Saya pikir tempat ini keren! Walau lelah dan sedikit menegangkan, saya tidak kapok untuk melakukannya lagi.


DSC_0014

Jumat, 1 April 2016, tepatnya pukul 17.30 WIB saya bersama tim caving saya : Mimi dan Yandi, dan lima orang pembimbing, berangkat menuju Tasikmalaya. Agenda kami minggu ini adalah menyusuri gua Cukang Lemah dan gua Batu Badag.

Dari sekretariat Palawa, kami berangkat menuju rumah Kang Eris, Anggota Luar Biasa yang juga salah satu cavers Palawa. Kami sampai sekitar pukul 10 malam, dengan rasa sungkan kami menyinggahi rumah Kang Eris dan ikut bermalam demi penjelajahan yang akan dilakukan keesokan harinya.
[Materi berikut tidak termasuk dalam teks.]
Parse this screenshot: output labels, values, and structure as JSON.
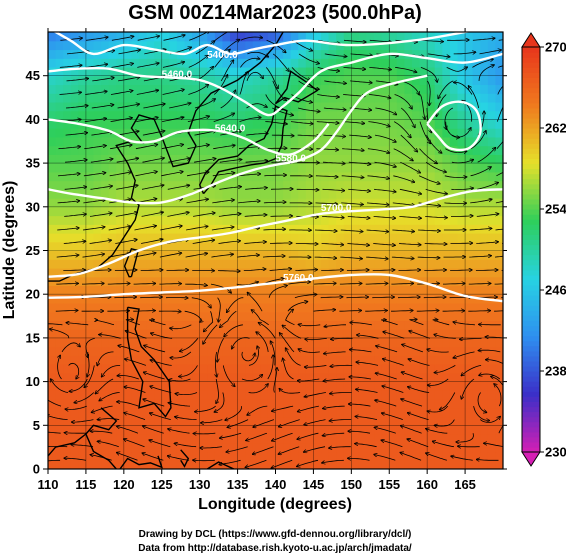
{
  "chart_data": {
    "type": "heatmap",
    "title": "GSM 00Z14Mar2023 (500.0hPa)",
    "xlabel": "Longitude (degrees)",
    "ylabel": "Latitude  (degrees)",
    "xlim": [
      110,
      170
    ],
    "ylim": [
      0,
      50
    ],
    "x_ticks": [
      "110",
      "115",
      "120",
      "125",
      "130",
      "135",
      "140",
      "145",
      "150",
      "155",
      "160",
      "165"
    ],
    "x_tick_values": [
      110,
      115,
      120,
      125,
      130,
      135,
      140,
      145,
      150,
      155,
      160,
      165
    ],
    "y_ticks": [
      "0",
      "5",
      "10",
      "15",
      "20",
      "25",
      "30",
      "35",
      "40",
      "45"
    ],
    "y_tick_values": [
      0,
      5,
      10,
      15,
      20,
      25,
      30,
      35,
      40,
      45
    ],
    "grid": true,
    "colorbar": {
      "range": [
        230,
        270
      ],
      "tick_labels": [
        "230",
        "238",
        "246",
        "254",
        "262",
        "270"
      ],
      "tick_values": [
        230,
        238,
        246,
        254,
        262,
        270
      ],
      "colors": [
        "#d51fb4",
        "#3b2fc8",
        "#2e8ff0",
        "#27d3e3",
        "#2ecf5a",
        "#e6e02a",
        "#f07a1e",
        "#e8361c"
      ]
    },
    "temperature_field": [
      {
        "lat": 50,
        "values": [
          240,
          242,
          244,
          247,
          243,
          236,
          238,
          246,
          251,
          250,
          248,
          246,
          244
        ]
      },
      {
        "lat": 45,
        "values": [
          248,
          250,
          251,
          251,
          250,
          248,
          250,
          253,
          254,
          254,
          252,
          246,
          242
        ]
      },
      {
        "lat": 40,
        "values": [
          252,
          253,
          253,
          253,
          253,
          252,
          253,
          255,
          255,
          255,
          254,
          250,
          247
        ]
      },
      {
        "lat": 35,
        "values": [
          254,
          254,
          255,
          255,
          255,
          255,
          255,
          256,
          256,
          256,
          256,
          254,
          253
        ]
      },
      {
        "lat": 30,
        "values": [
          256,
          256,
          257,
          257,
          257,
          256,
          256,
          257,
          258,
          258,
          258,
          257,
          257
        ]
      },
      {
        "lat": 25,
        "values": [
          260,
          260,
          261,
          261,
          261,
          261,
          261,
          260,
          261,
          261,
          261,
          261,
          261
        ]
      },
      {
        "lat": 20,
        "values": [
          264,
          264,
          264,
          264,
          264,
          264,
          264,
          264,
          264,
          264,
          264,
          264,
          264
        ]
      },
      {
        "lat": 15,
        "values": [
          266,
          266,
          266,
          266,
          266,
          266,
          266,
          266,
          266,
          266,
          266,
          266,
          266
        ]
      },
      {
        "lat": 10,
        "values": [
          267,
          267,
          267,
          267,
          267,
          267,
          267,
          267,
          267,
          267,
          267,
          267,
          267
        ]
      },
      {
        "lat": 5,
        "values": [
          267,
          267,
          267,
          267,
          267,
          267,
          267,
          267,
          267,
          267,
          267,
          267,
          267
        ]
      },
      {
        "lat": 0,
        "values": [
          267,
          267,
          267,
          267,
          267,
          267,
          267,
          267,
          267,
          267,
          267,
          267,
          267
        ]
      }
    ],
    "field_lons": [
      110,
      115,
      120,
      125,
      130,
      135,
      140,
      145,
      150,
      155,
      160,
      165,
      170
    ],
    "contours": [
      {
        "label": "5400.0",
        "label_lon": 133,
        "label_lat": 47,
        "points": [
          [
            110,
            50.5
          ],
          [
            113,
            49
          ],
          [
            116,
            47.5
          ],
          [
            120,
            48.5
          ],
          [
            124,
            48
          ],
          [
            128,
            47.5
          ],
          [
            131,
            48.5
          ],
          [
            134,
            47.5
          ],
          [
            137,
            48
          ],
          [
            140,
            48.5
          ],
          [
            144,
            49
          ],
          [
            150,
            48.5
          ],
          [
            158,
            49
          ],
          [
            165,
            50
          ],
          [
            170,
            51
          ]
        ]
      },
      {
        "label": "5460.0",
        "label_lon": 127,
        "label_lat": 44.8,
        "points": [
          [
            110,
            45.5
          ],
          [
            114,
            45.8
          ],
          [
            118,
            45.8
          ],
          [
            122,
            45
          ],
          [
            126,
            44.8
          ],
          [
            130,
            44.5
          ],
          [
            133,
            43.5
          ],
          [
            136,
            42
          ],
          [
            139,
            40.5
          ],
          [
            141,
            41.5
          ],
          [
            143,
            43
          ],
          [
            146,
            45.5
          ],
          [
            150,
            46.5
          ],
          [
            155,
            47.5
          ],
          [
            160,
            47
          ],
          [
            165,
            46.5
          ],
          [
            170,
            47.5
          ]
        ]
      },
      {
        "label": "5640.0",
        "label_lon": 134,
        "label_lat": 38.6,
        "points": [
          [
            110,
            40
          ],
          [
            114,
            39.5
          ],
          [
            118,
            38.7
          ],
          [
            121,
            37.5
          ],
          [
            124,
            37.5
          ],
          [
            127,
            38.5
          ],
          [
            130,
            38.8
          ],
          [
            133,
            38.6
          ],
          [
            136,
            37.8
          ],
          [
            139,
            36.5
          ],
          [
            142,
            36
          ],
          [
            145,
            37.5
          ],
          [
            147,
            39.5
          ]
        ]
      },
      {
        "label": "5580.0",
        "label_lon": 142,
        "label_lat": 35.2,
        "points": [
          [
            110,
            32
          ],
          [
            113,
            31.5
          ],
          [
            117,
            31
          ],
          [
            121,
            30.5
          ],
          [
            125,
            30.5
          ],
          [
            129,
            31.5
          ],
          [
            133,
            33
          ],
          [
            137,
            34.2
          ],
          [
            140,
            34.8
          ],
          [
            143,
            35.3
          ],
          [
            146,
            36.5
          ],
          [
            148,
            38.5
          ],
          [
            150,
            41
          ],
          [
            152,
            43
          ],
          [
            155,
            44
          ],
          [
            160,
            45
          ]
        ]
      },
      {
        "label": "5700.0",
        "label_lon": 148,
        "label_lat": 29.5,
        "points": [
          [
            110,
            22
          ],
          [
            114,
            22.3
          ],
          [
            118,
            23.5
          ],
          [
            122,
            25
          ],
          [
            126,
            26
          ],
          [
            130,
            26.5
          ],
          [
            134,
            27
          ],
          [
            138,
            27.8
          ],
          [
            142,
            28.5
          ],
          [
            146,
            29.2
          ],
          [
            150,
            29.5
          ],
          [
            154,
            29.7
          ],
          [
            158,
            30
          ],
          [
            162,
            31
          ],
          [
            166,
            31.8
          ],
          [
            170,
            32
          ]
        ]
      },
      {
        "label": "5760.0",
        "label_lon": 143,
        "label_lat": 21.5,
        "points": [
          [
            110,
            19.6
          ],
          [
            115,
            19.7
          ],
          [
            120,
            20
          ],
          [
            125,
            20.2
          ],
          [
            130,
            20.4
          ],
          [
            135,
            20.8
          ],
          [
            140,
            21.3
          ],
          [
            145,
            21.8
          ],
          [
            150,
            22.2
          ],
          [
            155,
            22.2
          ],
          [
            160,
            21.2
          ],
          [
            165,
            19.8
          ],
          [
            170,
            19.2
          ]
        ]
      },
      {
        "label": "",
        "label_lon": 0,
        "label_lat": 0,
        "points": [
          [
            160,
            39.5
          ],
          [
            162,
            41.5
          ],
          [
            164.5,
            42
          ],
          [
            166.5,
            41
          ],
          [
            167,
            38.5
          ],
          [
            165.5,
            36.7
          ],
          [
            163,
            36.7
          ],
          [
            161.5,
            38
          ],
          [
            160,
            39.5
          ]
        ]
      }
    ]
  },
  "footer": {
    "line1": "Drawing by DCL (https://www.gfd-dennou.org/library/dcl/)",
    "line2": "Data from http://database.rish.kyoto-u.ac.jp/arch/jmadata/"
  }
}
Esoknya, pukul setengah lima pagi kami sudah bangun dan menyiapkan sarapan dengan menu nasi goreng. Hari itu kami semua melanjutkan perjalanan menuju Desa Wakap, Kampung Biru, Kecamatan Bantarkalong, yang jaraknya –jika dihitung dengan waktu dan jenis kendaraan yang digunakan– sekitar 3-4 jam menggunakan elf. Sampailah kami di gapura Desa Wakap pukul 8.30 WIB. Kami turun dari elf dan mulai mengangkut carrier, berjalan menyusuri perkebunan dan rumah-rumah desa. Berjalan sekitar 15 menit, sampailah kami di tempat camp dan langsung membangun shelter.

Sementara yang lain membangun shelter dan  melakukan cek alat, saya bersama Kang Syarif mengunjungi rumah Pak RT setempat. Sebagaimana mestinya, kami melakukan perijinan dan berbasa-basi sebentar. Lucunya, saya yang ditunjuk sebagai penanggung jawab sosialisasi penduduk ini ternyata tidak dapat berbicara banyak, karena kurang bisa berbahasa Sunda. Jadi, ya, saya hanya datang dan senyum-senyum sedikit dengan Bu RT, lalu kembali turun.

1
Saat menyusuri jalan setapak menuju basecamp

Alat-alat susur gua seperti coverall, helm, headlamp, dan sepatu boots sudah disiapkan. Setelah shelter, yang akan kami gunakan untuk istirahat malam nanti, beres dibangun kami mulai mengenakan setelan susur gua. Untuk hari pertama, target kami adalah pemetaan gua horizontal, maka dari itu kami melakukan kalibrasi antara shooter dan stationer. Dengan menggunakan metode bottom to top, kami pun mulai memasuki mulut gua.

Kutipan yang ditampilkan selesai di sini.